Deal with those niggling pulls and strains before they bite you in the gluteus maximus
Funny word, niggle. It’s one of those words that sounds exactly like the thing it describes – in this case a small, annoying area of discomfort. Just unpleasant enough to merit your attention but not quite up there with the pulls, strains, sprains and tears which inevitably become part of the budding marathon runner’s vocabulary.
Yep, London Marathon time is fast approaching. If you’re taking part you’ll be well into your training by now. If you’re not, you should be if you want to finish faster than the two guys running in the pantomime cow suit. As you increase your weekly mileage quite a few of you will be introduced to our friend Mr Niggle. Clearly, you don’t want it to develop into a fully-fledged strain, sprain or tear. So don’t ignore it.
If you feel any discomfort while training cut your run short and employ the RICE method (rest, ice, compression, elevation) to manage the acute phase of the injury. Following that make sure you ease back into your training slowly and take the following steps to prevent any further mishaps.
* First, invest in a foam roller and a programme of stretches and learn how to use both properly. Focus on releasing tightness in your hip flexors, illiotibial band, calves, quads and hamstrings.
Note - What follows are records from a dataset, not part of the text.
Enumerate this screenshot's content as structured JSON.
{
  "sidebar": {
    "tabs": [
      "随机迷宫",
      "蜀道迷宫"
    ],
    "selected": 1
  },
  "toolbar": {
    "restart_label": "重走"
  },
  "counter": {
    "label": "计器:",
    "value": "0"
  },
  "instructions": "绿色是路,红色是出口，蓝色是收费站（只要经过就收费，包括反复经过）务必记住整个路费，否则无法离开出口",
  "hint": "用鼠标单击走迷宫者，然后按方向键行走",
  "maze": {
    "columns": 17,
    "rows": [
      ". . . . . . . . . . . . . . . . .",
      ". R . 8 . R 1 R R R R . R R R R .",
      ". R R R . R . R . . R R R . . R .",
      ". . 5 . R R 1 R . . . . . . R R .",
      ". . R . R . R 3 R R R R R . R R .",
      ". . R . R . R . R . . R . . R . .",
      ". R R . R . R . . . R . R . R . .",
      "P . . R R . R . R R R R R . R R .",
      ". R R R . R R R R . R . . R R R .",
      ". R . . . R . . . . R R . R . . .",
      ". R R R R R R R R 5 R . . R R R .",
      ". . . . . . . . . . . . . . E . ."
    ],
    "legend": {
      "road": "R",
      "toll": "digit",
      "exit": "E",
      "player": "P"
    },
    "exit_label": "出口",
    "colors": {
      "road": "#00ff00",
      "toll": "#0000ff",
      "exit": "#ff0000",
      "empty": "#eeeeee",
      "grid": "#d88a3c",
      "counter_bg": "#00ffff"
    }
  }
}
* Second, incorporate Pilates into your training programme. It will strengthen your abdominals, glutes, inner thighs and upper back. All of these help stabilise your body as you run, improve your overall posture, help you run more efficiently and help you avoid injury.
As your efficiency increases so will your speed. So following these tips won’t just help you get to the start line in one piece – they’ll also help you get over the finish line faster.
Twenty-six miles is a long way. It’s even longer if you’re carrying an injury. So please, respect the niggle.